Mohamed-Chérif Ferjani

L’accélération des processus de mondialisation depuis la fin du XXème siècle a pulvérisé les frontières à l’intérieur desquelles les populations et les traditions culturelles ont longtemps vécu séparées les unes des autres et ne se connaissant qu’à travers les schèmes de leurs visions identitaires – d’eux-mêmes et du reste du monde – avec le préjugé bien partagé que la culture à laquelle on s’identifie est, tous comptes faits, bien supérieure. Les nouveaux moyens de communication ont réduit les dimensions de la planète. L’intensification et l’accélération des échanges et des flux de circulation des informations et des images comme celle des capitaux, des biens et des personnes – malgré la volonté d’en exclure les plus démunis et les indésirables -, ont submergé les barrières que dressent les défenseurs de la pureté des traditions et des identités de toutes sortes. Aucune frontière ne semble pouvoir résister à ces flux. L’AUTRE est désormais en et chez nous et nous sommes en et chez lui. Les cultures, les traditions, les histoires individuelles et collectives s’entremêlent, se découvrent, s’entrechoquent, se confondent, etc. Plus subies que choisies et maîtrisées, ces évolutions engendrent des peurs. Les identités érodées se rebiffent. De là à prophétiser un « clash » sans précédent des civilisations, il n’y a qu’un pas que beaucoup, avant et après S. Huntington, ont franchi en lui donnant des couleurs locales. Les religions, qui seraient l’ultime repère identitaire capable de résister aux processus de dissolution des frontières, constitueraient le pivot des futures guerres des cultures ainsi prophétisées. Le clash serait d’autant plus inévitable que tout oppose les civilisations et les religions qui en déterminent l’essence : « les relations entre Dieu et l’homme, l’individu et le groupe, le citoyen et l’Etat, les parents et les enfants, le mari et la femme », ainsi que « l’importance relative des droits et de la responsabilité, de la liberté et de l’autorité, de l’égalité et de la hiérarchie. »

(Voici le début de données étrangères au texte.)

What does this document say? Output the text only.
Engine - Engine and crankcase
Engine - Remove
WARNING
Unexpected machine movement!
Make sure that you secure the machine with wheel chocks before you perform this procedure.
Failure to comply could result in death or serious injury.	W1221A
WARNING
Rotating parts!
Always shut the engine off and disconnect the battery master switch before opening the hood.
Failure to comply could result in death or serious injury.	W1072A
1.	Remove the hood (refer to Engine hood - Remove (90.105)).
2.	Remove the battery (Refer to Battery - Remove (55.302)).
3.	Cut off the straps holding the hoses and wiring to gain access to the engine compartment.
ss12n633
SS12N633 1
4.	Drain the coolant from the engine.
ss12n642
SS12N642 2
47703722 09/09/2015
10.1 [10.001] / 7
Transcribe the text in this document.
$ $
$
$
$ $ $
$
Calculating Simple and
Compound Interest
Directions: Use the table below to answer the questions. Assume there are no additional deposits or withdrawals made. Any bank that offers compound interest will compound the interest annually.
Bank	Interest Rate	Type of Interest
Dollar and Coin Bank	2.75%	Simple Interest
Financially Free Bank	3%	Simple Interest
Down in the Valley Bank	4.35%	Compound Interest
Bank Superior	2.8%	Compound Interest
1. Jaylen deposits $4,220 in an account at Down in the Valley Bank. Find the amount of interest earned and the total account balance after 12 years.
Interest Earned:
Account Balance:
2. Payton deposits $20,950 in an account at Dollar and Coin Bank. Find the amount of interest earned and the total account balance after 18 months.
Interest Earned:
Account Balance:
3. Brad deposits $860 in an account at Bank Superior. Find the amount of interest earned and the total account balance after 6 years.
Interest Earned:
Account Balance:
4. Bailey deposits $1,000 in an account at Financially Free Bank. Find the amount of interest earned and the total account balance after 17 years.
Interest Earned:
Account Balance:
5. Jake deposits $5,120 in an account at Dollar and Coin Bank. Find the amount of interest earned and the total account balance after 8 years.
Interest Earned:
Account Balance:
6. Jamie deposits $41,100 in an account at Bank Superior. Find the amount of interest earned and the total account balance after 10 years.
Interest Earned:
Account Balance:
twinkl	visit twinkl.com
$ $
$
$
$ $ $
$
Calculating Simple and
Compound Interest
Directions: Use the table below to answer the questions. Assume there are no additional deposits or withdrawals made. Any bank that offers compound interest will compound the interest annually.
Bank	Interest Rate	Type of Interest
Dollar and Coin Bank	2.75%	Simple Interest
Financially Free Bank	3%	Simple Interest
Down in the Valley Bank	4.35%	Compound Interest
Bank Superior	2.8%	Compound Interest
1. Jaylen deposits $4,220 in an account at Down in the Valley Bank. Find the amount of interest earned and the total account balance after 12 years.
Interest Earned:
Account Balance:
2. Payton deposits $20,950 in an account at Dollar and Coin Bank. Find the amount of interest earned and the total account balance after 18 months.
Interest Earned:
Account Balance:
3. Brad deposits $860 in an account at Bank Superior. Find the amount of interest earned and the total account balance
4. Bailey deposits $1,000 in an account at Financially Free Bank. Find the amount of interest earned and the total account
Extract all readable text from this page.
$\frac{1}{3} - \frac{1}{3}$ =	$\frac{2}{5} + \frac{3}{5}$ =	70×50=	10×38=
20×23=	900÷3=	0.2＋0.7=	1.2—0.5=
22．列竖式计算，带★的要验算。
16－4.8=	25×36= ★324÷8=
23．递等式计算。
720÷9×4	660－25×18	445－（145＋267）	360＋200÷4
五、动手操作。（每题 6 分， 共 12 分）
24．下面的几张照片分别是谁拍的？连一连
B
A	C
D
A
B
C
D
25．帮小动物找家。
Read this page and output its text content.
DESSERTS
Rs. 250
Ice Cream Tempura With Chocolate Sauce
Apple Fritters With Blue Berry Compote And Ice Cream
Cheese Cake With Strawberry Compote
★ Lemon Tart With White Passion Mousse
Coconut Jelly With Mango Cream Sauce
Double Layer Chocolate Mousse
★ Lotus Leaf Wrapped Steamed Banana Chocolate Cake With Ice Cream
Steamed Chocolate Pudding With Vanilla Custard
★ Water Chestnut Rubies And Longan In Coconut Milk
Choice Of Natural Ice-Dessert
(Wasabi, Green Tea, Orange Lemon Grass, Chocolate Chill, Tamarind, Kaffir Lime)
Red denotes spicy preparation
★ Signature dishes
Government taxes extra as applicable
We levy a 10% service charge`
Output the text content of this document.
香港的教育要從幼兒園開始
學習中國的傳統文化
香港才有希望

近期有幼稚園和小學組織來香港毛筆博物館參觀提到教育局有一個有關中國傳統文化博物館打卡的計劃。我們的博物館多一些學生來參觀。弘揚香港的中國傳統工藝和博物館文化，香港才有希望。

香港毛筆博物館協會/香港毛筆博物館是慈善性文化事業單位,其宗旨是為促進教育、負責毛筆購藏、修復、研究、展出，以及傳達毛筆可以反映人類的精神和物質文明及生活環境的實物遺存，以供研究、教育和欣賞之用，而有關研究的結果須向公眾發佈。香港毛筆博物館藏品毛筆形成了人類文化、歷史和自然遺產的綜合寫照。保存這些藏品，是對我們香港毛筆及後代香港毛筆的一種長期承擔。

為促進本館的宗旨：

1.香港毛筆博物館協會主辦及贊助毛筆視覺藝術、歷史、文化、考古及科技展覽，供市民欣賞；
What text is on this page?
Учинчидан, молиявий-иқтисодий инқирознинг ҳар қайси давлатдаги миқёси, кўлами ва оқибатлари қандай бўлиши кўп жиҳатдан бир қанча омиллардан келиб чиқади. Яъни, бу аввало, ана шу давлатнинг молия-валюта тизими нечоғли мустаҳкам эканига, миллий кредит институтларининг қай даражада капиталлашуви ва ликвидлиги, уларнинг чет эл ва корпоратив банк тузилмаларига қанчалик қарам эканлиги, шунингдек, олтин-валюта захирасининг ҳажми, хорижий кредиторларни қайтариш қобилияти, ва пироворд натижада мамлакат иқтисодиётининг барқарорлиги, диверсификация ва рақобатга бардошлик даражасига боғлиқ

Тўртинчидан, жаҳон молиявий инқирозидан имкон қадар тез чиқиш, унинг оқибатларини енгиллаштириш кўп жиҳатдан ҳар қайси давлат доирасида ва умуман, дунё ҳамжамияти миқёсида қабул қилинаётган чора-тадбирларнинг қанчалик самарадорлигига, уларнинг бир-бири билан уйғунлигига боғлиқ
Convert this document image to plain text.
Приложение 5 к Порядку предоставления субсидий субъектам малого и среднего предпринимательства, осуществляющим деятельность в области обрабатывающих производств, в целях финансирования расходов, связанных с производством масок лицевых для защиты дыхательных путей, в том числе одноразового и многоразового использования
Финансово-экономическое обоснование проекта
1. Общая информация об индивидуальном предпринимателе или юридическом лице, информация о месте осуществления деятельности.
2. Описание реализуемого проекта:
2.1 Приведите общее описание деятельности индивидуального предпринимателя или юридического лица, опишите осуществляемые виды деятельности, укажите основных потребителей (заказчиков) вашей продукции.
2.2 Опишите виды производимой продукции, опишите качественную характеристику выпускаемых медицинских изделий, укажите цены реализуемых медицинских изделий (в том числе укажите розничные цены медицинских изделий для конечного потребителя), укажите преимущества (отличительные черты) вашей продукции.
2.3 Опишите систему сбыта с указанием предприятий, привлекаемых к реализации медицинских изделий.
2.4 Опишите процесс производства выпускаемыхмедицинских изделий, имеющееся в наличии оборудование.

Horrifiés par cette perspective, certains, sans aller jusqu’à prophétiser l’avènement d’une communauté universelle harmonieuse, en appellent au dialogue entre les civilisations et les religions. Les organisations internationales, les Etats, les institutions religieuses, les ONG humanitaires, etc., ont relayé ces appels en organisant des conférences, des colloques, des manifestations et des rencontres sur ce thème.
Le propos de cette contribution est de savoir si l’approche des faits religieux, en termes de recherches et d’études comme en termes d’enseignement, est à même de contribuer à une meilleure connaissance et compréhension entre les adeptes des différents systèmes de croyances, ou, au contraire, si elle continue à entretenir les préjugés et les fantasmes qui ont permis et permettent encore l’idéologisation et l’instrumentalisation des religions pour alimenter la xénophobie, la haine et la guerre ?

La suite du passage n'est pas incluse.